Handling your vampires
But how to handle if you spot your vampires? Stay off a person's lines
if you feel they are purposely or inadvertantly making you feel bad. In
your job, see if you can't find an intermediary to go as an inbetween for
the two of you. If you feel better with that person off your lines, then
there's your proof of vampirism. You might even consider changing to another
department or even another job.
If you feel courageous, you can confront them with evidence of their
lies. That really ticks them off if it is true. If you have been used by
some other character and the evidence is actually false, then they should
be able to produce the validation of what is true, be it evidence or a
document or an eyewitness. And you should be able to have the humility
to accept it, if the person accused did indeed prove the contrary - not
just leading you off into some other line of attack.
Another point is to ask yourself honestly - what are you interested
in doing in life, what do you want to get done with your life? Many have
found that working in a factory or as someone else's white-collar worker
wasn't what they ever wanted to get done. Maybe it was some career in art
or helping people as a teacher or nurse and some vampire (or his/her dark
minions) who put up enough slows and stops that the whole scene became
unreal.
You may have felt that whatever you were trying to accomplish wasn't
worth it. Well, you can either find something else to do that helps you
achieve happiness, or you can retrench and work out how to achieve what
you want to do anyway. Sometimes a person can have several careers in one
lifetime. Now days, it is simpler to retrain for another career with a
lot more varieties of funding and tax credits for it.

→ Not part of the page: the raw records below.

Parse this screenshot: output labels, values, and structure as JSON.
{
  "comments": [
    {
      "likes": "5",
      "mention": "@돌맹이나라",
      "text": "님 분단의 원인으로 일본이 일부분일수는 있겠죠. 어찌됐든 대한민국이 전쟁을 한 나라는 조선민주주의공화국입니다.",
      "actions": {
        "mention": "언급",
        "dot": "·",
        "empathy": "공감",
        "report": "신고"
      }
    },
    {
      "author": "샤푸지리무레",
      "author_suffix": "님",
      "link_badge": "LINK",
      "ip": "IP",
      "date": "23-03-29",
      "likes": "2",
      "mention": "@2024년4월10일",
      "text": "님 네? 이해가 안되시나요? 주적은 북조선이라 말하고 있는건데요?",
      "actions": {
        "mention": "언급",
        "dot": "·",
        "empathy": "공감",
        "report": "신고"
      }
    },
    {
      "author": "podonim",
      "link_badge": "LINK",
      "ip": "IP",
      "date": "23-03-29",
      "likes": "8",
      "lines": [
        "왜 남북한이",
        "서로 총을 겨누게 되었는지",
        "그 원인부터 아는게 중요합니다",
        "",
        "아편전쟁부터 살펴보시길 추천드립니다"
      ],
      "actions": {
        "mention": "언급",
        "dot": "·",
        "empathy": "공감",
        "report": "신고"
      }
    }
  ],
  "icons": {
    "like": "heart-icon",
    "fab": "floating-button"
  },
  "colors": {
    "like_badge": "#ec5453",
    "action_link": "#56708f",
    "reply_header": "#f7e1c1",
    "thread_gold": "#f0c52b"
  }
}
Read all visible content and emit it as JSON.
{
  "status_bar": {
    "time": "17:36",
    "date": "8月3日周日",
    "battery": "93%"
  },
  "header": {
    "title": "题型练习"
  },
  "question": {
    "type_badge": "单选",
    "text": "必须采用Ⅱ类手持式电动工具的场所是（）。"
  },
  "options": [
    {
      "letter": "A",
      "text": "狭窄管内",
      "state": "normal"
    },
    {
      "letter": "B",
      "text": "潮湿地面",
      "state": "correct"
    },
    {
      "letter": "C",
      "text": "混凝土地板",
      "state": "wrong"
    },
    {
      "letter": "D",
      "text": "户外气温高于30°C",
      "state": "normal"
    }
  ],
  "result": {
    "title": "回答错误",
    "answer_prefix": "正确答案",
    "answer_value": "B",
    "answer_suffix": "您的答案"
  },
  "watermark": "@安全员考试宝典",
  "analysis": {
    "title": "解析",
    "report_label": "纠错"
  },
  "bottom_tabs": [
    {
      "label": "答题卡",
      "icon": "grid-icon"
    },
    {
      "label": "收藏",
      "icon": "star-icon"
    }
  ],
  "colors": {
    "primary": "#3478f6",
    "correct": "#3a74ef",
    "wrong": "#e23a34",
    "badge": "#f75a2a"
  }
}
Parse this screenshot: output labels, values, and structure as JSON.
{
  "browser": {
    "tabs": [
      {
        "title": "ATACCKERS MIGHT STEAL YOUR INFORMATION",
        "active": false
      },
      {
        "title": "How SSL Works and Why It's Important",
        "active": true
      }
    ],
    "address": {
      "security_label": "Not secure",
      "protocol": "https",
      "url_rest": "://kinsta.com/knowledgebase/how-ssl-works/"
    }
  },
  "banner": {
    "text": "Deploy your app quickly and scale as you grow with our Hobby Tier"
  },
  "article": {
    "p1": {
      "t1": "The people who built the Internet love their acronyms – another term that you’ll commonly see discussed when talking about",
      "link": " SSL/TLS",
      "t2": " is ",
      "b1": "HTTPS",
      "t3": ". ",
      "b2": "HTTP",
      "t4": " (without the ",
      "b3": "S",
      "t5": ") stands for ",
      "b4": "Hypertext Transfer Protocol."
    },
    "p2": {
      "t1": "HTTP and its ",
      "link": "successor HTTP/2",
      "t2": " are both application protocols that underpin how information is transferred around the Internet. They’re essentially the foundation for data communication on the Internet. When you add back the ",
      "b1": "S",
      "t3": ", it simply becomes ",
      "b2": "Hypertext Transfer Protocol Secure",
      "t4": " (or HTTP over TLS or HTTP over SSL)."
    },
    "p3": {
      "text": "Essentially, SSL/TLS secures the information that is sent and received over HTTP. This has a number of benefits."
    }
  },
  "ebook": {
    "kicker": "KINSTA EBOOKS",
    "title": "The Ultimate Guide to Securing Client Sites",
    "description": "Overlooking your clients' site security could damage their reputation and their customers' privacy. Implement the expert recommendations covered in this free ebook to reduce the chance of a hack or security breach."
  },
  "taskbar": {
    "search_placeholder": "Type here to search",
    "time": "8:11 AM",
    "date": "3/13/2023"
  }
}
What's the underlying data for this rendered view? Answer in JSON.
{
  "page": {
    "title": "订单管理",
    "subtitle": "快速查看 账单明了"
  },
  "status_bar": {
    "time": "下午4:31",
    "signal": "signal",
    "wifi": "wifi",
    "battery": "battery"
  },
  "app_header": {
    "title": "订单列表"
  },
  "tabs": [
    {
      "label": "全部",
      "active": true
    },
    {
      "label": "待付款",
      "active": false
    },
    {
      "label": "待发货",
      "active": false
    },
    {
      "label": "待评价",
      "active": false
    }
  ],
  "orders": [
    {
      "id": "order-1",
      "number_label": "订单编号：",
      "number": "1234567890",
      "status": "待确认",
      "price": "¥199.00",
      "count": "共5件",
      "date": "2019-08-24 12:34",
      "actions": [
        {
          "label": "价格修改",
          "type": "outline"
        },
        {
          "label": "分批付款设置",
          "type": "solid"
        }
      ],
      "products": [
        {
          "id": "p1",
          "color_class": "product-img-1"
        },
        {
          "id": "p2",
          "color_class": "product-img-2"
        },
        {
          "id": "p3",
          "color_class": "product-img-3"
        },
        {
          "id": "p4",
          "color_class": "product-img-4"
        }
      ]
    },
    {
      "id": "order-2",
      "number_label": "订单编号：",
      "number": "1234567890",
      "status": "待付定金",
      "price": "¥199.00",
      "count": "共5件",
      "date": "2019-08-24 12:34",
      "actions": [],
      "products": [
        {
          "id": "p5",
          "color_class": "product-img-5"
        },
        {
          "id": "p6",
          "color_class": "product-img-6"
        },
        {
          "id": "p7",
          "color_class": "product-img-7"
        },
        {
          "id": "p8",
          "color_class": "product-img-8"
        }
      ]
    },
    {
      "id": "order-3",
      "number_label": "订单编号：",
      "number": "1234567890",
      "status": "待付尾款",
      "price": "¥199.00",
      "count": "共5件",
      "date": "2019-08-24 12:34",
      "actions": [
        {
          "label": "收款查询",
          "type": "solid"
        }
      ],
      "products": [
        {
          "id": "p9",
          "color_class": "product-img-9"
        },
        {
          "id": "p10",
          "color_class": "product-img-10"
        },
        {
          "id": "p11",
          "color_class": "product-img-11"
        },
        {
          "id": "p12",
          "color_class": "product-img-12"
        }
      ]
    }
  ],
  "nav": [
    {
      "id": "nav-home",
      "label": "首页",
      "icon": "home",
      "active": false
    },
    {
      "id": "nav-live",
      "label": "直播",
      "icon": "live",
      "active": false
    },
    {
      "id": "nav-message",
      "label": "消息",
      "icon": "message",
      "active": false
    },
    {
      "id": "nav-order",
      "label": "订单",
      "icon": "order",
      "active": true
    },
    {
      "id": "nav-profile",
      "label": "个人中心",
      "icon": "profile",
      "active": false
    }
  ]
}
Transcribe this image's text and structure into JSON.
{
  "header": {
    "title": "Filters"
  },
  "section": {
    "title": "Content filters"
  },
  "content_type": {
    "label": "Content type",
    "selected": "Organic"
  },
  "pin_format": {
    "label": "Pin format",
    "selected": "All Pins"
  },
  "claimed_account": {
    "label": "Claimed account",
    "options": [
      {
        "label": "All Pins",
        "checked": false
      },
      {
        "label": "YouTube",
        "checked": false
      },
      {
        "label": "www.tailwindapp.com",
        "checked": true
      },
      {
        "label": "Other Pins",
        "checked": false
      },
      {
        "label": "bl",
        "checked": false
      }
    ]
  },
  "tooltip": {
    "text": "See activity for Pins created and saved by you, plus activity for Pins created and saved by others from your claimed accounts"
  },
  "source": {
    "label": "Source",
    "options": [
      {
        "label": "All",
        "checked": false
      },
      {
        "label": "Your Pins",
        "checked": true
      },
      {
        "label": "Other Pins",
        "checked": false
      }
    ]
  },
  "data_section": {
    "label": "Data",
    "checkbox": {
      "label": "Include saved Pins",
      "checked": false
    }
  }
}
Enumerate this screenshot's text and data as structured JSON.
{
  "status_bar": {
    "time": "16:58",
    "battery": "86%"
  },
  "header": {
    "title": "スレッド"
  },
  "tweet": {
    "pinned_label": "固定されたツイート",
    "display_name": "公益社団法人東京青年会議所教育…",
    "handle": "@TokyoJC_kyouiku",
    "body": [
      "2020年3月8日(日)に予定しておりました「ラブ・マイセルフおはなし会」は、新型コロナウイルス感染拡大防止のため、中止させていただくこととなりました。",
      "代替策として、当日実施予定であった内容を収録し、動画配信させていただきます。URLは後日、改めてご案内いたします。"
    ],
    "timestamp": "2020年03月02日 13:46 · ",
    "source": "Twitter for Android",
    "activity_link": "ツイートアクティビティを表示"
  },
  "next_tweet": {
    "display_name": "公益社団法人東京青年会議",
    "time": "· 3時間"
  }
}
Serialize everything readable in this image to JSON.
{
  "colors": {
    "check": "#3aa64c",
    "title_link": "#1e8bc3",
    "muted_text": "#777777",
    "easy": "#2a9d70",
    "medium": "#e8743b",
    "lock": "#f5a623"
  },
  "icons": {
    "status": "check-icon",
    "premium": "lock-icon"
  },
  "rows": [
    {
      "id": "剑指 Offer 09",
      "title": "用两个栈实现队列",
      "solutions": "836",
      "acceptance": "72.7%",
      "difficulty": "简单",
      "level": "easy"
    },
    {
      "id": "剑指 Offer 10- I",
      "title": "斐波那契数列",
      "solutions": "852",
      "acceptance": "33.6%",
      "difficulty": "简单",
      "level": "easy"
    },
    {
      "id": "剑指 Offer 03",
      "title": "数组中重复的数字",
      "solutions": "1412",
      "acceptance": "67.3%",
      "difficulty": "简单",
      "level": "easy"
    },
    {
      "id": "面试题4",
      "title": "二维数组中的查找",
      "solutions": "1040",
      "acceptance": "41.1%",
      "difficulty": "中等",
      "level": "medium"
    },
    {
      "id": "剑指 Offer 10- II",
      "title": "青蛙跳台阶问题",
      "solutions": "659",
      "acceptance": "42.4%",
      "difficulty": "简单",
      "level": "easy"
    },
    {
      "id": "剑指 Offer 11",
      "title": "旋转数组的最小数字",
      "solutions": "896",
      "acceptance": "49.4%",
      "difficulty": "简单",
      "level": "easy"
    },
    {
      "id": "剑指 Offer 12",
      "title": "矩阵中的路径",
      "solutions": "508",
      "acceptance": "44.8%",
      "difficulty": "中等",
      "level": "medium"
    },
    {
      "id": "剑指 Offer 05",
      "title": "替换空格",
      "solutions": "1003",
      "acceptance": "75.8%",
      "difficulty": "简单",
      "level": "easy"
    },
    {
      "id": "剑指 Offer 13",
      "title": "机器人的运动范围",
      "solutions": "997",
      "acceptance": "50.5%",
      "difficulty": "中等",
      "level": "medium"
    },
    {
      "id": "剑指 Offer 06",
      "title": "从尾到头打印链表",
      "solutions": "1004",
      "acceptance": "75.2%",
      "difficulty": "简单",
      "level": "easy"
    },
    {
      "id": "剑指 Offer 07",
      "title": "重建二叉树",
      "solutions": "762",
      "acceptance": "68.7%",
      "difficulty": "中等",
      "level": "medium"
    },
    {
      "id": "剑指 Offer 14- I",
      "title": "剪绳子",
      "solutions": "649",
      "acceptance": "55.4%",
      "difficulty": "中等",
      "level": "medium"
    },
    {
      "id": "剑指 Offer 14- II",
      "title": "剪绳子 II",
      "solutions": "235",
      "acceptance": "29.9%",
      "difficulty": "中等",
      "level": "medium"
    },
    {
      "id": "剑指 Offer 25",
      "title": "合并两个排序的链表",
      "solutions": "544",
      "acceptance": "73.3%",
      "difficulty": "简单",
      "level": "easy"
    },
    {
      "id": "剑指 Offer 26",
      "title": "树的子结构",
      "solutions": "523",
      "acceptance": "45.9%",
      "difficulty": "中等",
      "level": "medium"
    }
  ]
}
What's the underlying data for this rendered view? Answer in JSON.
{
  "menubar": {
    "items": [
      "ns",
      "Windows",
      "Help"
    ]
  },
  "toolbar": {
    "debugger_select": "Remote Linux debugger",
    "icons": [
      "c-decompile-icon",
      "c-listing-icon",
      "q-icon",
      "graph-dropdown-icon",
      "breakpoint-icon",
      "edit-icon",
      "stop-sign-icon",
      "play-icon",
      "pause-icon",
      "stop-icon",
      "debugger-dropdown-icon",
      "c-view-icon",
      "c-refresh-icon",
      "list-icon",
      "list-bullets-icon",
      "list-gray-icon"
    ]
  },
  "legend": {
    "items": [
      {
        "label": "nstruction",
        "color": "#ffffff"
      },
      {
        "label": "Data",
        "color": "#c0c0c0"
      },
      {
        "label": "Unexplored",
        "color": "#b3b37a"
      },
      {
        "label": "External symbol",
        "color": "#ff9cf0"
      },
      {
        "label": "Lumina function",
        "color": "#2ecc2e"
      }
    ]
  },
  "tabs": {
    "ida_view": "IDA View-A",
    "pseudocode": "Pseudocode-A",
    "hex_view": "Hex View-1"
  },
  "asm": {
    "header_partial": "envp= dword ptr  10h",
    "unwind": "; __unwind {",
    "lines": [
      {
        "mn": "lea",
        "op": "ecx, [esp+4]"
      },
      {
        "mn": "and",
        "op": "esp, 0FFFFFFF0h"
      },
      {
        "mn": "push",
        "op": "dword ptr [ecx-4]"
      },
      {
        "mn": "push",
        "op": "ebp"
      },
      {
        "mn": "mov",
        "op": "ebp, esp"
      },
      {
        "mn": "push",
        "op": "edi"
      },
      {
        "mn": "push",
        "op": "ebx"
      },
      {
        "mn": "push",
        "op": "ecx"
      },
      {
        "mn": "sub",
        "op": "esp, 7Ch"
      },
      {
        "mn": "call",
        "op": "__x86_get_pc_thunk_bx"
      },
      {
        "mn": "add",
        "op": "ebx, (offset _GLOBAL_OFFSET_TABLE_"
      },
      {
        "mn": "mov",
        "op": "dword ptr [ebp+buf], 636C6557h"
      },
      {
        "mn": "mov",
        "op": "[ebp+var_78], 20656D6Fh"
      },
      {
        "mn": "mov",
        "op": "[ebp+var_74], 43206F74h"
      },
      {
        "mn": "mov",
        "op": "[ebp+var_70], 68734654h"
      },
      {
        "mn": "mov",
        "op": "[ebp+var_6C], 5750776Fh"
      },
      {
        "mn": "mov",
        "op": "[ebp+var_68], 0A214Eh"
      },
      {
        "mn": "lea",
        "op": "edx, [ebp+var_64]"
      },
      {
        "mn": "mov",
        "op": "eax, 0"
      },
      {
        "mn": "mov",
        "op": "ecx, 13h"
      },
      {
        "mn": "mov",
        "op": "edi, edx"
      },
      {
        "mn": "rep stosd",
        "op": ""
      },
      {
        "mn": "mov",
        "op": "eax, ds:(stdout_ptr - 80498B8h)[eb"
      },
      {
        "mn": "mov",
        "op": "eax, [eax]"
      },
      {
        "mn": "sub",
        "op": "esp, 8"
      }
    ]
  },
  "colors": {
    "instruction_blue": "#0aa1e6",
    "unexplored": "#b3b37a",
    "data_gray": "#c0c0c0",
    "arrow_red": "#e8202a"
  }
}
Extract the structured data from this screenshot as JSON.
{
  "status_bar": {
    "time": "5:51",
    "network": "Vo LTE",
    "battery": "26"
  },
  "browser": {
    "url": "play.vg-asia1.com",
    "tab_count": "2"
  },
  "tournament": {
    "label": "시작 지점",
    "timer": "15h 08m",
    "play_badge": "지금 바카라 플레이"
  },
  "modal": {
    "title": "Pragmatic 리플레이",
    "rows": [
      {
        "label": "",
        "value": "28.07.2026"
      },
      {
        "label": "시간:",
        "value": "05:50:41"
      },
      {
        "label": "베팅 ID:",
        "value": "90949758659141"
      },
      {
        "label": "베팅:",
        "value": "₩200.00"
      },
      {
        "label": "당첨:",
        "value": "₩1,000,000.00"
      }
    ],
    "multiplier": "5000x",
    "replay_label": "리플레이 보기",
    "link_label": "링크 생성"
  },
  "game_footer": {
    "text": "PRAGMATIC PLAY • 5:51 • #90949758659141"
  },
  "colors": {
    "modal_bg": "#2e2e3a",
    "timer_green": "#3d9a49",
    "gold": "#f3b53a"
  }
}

In many places, there
are more options for training locally through community colleges and on-line
training so that one doesn't have to "move away to college" with the additional
expenses. And there are books available where one can train on your own
to acquire that new skill.
But below this wanting or having the courage to try to do what you've
wanted to do all along. And that is where you simply have to figure out
what you want to do, all the steps from here to there (or at least enough
to get started and later working out the rest) and then just doing these
steps in order.
You won't get anywhere with a vampire on your neck.
So chuck these guys off your lines and then get on with your life.